Du côté de Bonoua 4, c‘est le même travail qui est fait avec les élèves. « Chaque semaine on organise les enfants pour le nettoyage, sous la supervision de l’enseignant responsable de l’entretien. Généralement, c’est avec les élèves du CM2 que nous travaillons » explique le secrétaire général du COGES.

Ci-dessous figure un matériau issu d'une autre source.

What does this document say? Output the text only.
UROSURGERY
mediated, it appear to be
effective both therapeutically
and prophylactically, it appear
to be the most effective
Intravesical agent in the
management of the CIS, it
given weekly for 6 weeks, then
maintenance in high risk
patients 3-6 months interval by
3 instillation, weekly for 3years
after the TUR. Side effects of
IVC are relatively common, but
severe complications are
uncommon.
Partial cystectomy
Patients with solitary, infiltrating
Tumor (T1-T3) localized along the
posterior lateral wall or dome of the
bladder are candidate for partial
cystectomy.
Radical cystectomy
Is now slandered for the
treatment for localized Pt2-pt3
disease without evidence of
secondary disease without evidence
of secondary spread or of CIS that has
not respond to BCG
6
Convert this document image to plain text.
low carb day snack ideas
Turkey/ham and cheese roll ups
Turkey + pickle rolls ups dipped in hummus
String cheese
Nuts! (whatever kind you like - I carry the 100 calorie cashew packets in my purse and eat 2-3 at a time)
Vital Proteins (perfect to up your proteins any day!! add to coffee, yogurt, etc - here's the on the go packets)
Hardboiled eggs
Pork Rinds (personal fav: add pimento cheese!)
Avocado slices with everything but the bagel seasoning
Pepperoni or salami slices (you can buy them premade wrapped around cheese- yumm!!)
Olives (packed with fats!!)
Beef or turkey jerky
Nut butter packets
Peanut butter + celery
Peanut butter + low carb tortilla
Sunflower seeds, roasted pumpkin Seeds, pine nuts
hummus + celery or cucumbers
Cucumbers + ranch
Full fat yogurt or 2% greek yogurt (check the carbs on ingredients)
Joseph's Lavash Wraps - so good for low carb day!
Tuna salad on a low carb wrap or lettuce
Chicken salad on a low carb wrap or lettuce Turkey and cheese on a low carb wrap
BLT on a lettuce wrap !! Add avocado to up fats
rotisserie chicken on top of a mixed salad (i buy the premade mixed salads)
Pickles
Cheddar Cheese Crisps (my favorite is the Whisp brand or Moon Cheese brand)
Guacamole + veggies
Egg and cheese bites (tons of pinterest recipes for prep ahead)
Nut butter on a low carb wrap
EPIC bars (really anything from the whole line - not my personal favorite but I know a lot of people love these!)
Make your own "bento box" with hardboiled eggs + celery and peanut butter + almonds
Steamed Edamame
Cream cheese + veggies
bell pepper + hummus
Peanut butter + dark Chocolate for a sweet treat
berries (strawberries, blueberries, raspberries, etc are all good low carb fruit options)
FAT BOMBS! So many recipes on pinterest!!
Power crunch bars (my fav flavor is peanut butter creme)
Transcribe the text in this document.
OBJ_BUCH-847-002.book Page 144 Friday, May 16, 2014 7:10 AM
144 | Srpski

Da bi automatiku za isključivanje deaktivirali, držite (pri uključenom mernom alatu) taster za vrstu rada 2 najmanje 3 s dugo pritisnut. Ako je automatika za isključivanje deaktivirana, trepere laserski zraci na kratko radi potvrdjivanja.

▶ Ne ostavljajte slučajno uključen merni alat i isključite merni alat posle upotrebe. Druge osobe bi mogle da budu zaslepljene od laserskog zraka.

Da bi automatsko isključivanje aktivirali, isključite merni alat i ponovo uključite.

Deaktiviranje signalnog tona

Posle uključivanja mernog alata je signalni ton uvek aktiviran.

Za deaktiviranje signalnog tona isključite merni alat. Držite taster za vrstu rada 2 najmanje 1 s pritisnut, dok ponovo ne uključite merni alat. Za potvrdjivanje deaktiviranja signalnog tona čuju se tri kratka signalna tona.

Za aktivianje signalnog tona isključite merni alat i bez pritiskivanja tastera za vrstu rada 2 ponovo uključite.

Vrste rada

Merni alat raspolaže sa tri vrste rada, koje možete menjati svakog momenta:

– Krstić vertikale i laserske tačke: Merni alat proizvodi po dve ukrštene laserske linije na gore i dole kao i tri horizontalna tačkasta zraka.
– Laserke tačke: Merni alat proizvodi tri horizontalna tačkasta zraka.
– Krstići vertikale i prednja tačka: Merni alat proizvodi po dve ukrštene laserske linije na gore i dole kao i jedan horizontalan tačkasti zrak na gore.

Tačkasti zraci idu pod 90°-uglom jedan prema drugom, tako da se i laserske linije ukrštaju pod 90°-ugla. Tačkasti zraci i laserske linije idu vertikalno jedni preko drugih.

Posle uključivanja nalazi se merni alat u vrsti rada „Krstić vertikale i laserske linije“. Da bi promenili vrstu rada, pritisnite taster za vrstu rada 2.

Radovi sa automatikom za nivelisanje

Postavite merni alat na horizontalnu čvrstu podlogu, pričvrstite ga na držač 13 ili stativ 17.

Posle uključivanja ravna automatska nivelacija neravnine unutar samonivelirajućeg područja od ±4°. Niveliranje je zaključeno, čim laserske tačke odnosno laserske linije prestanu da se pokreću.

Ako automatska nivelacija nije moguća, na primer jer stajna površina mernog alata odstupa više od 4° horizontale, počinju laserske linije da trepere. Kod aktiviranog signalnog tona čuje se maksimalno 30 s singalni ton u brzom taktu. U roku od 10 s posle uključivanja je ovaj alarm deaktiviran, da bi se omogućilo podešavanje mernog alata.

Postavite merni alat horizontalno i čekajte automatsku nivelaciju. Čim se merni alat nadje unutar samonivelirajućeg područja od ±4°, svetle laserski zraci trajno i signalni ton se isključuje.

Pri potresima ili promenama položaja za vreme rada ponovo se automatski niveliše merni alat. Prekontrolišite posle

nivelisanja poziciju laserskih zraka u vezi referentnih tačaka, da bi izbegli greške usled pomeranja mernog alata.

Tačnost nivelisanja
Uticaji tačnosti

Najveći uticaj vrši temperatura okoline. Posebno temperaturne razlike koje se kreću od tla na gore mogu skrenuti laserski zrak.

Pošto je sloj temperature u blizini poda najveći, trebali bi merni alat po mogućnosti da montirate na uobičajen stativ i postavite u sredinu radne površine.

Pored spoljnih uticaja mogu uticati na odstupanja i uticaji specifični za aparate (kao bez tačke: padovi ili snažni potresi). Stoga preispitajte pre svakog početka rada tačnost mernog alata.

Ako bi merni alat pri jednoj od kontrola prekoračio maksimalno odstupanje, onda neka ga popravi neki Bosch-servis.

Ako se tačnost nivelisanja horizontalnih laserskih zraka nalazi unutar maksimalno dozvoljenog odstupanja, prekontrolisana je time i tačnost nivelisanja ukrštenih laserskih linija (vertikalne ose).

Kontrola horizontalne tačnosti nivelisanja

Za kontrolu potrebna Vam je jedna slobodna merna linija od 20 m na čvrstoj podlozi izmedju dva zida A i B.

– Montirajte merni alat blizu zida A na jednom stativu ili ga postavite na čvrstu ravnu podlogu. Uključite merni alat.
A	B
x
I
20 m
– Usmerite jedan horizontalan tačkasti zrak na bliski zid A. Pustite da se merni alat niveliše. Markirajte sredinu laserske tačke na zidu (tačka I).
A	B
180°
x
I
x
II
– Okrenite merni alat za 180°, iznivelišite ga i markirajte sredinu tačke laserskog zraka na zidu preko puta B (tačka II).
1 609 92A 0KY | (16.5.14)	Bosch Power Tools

La journée mondiale des toilettes, célébrée le 19 novembre de chaque année, rappelle la nécessité de disposer de toilettes salubres aussi bien dans les ménages qu’en milieu scolaire. Depuis 2019 donc, des actions sont menées pour accroître le nombre d’écoles disposant de latrines. Dans le souci de préserver la santé des enfants dans le milieu scolaire, le gouvernement initie des séances avec les responsables des établissements pour les former sur comment arriver à maintenir un environnement sain pour les enfants, avec les moyens dont ils disposent, en mettant l’accent sur les points d’eau et les toilettes, a fait savoir l’un des directeurs rencontrés.

Sensibilisation des élèves

Par ailleurs, comme promis par le secrétaire du COGES de l’école Bonoua 4, les toilettes réhabilitées ont été effectivement ouvertes le lundi suivant. Nous y avons fait un tour et avons pu le constater. Cependant, certains élèves ont gardé leurs mauvaises habitudes et continuent d’uriner en plein air, pendant que les autres utilisent les toilettes.

Dès lors, il se pose un autre problème, qui est celui de la sensibilisation des enfants sur l’utilisation et l’entretien des toilettes. Car il sera difficile d’arriver à avoir des latrines salubres, s’ils ne savent pas comment et pourquoi il faut les garder propres. Ce qui nécessiterait évidemment une véritable implication des responsables de COGES.